I have been told that Sprint will be getting the iPhone 5 — yes the real iPhone 5, not the iPhone 4S — as an exclusive. And it will be a 4G WiMAX device. AT&T and Verizon would launch the iPhone 4S and get the iPhone 5 some time in the first quarter of next year as an LTE device. Globally, the iPhone 5 might be available as a 4G HSPA+ device.
In this scenario, the iPhone 4S Apple will introduce tomorrow will feature the following:
- A low voltage Apple A5 CPU (it won’t be the same as the iPad 2 chip, clock for clock).
- Updated front and back camera sensors. FaceTime HD in the front, 8-megapixel 1080p HD video recording in the back.

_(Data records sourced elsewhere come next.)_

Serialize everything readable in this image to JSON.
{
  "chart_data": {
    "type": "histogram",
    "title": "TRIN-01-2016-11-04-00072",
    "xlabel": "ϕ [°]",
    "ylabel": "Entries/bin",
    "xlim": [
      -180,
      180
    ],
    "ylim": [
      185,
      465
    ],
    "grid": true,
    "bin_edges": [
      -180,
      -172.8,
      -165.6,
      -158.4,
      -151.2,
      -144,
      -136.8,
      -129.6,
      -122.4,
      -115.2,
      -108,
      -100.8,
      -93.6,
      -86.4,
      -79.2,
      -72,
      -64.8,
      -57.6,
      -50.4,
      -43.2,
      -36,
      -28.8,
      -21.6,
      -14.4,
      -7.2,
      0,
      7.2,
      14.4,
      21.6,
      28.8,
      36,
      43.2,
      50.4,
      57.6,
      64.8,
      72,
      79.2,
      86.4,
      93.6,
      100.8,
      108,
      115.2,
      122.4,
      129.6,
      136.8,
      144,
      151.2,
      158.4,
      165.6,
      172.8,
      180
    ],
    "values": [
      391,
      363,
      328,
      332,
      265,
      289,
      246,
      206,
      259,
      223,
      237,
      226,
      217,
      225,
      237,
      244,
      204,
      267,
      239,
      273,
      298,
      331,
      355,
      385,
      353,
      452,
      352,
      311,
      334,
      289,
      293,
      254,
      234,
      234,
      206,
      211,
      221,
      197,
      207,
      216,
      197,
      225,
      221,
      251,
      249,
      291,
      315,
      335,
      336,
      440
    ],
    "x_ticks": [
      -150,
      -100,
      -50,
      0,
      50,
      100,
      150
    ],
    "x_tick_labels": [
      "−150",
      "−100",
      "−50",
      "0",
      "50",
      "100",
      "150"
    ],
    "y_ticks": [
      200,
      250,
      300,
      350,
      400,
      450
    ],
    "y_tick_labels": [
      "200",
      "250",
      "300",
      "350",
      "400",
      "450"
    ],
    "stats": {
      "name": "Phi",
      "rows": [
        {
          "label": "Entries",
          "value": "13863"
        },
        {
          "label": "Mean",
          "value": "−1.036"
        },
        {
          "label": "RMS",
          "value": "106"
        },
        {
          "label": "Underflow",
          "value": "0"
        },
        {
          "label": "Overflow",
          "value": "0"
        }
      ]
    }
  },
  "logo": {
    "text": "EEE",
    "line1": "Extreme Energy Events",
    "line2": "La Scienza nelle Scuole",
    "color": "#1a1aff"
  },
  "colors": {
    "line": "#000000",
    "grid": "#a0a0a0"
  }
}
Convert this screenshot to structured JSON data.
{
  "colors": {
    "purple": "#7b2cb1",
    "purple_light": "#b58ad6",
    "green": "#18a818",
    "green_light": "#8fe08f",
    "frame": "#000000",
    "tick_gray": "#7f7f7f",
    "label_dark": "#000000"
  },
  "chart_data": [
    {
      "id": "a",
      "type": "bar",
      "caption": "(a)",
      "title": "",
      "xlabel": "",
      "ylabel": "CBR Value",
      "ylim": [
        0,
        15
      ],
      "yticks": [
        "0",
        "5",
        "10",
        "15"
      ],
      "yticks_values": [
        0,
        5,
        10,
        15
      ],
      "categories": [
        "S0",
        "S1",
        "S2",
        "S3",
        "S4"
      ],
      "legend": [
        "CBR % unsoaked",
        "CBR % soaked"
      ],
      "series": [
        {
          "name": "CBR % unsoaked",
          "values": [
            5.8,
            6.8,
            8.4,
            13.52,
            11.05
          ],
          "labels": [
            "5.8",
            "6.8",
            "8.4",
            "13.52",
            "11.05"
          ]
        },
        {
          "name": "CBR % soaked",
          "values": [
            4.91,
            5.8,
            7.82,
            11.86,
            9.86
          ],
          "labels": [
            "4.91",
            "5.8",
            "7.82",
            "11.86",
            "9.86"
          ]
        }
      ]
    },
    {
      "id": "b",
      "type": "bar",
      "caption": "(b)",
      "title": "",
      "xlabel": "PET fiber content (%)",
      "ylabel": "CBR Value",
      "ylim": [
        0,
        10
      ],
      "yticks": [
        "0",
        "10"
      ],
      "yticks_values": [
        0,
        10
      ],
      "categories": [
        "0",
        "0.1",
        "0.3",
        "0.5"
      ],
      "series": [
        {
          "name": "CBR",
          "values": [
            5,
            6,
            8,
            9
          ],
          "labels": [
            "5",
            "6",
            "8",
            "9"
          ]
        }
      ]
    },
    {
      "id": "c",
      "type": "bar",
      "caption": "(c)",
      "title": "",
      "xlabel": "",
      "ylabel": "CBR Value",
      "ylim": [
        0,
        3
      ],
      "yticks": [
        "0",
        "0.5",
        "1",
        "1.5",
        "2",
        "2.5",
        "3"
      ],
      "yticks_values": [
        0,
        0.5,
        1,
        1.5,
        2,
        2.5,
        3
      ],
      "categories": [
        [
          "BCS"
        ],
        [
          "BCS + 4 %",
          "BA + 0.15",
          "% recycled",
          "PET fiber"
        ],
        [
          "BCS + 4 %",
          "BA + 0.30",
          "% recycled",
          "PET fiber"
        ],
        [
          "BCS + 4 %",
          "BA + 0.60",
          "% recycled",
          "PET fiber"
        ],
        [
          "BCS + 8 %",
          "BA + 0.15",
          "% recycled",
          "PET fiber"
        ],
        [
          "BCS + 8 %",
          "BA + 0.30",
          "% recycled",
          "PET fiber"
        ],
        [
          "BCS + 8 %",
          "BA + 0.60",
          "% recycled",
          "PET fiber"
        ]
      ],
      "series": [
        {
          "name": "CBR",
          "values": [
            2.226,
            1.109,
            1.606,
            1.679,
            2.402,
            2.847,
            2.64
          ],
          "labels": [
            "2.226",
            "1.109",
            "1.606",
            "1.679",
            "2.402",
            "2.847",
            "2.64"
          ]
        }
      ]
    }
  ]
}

- Multiband 3G Qualcomm chipset — North American & International GSM/UMTS/HSPA bands for AT&T and Global carriers, North American CDMA & International GSM/UMTS/HSPA bands for Verizon and Sprint.
- NFC support.
- Metal or “premium” plastic on the back case.
And here is what my source said about the iPhone 5 that will launch as a Sprint exclusive:
- Faster CPU.
- Larger 4-inch screen, similar to LG’s NOVA display but with a higher resolution.
- 1GB of RAM.
- Slightly larger design overall, but thinner and with a larger battery.
- 32GB of storage.
- iPhone 5 exclusive software and APIs (Assistant).
- Dedicated Assistant button, possibly integrated with the new home button, “think gestures or a two-stage button like a camera shutter key).
I told my source that even if Sprint paid Apple hundreds of millions, a Sprint iPhone 5 exclusive still would never happen. $20 billion in guaranteed iPhone sales, though? We’ll see tomorrow.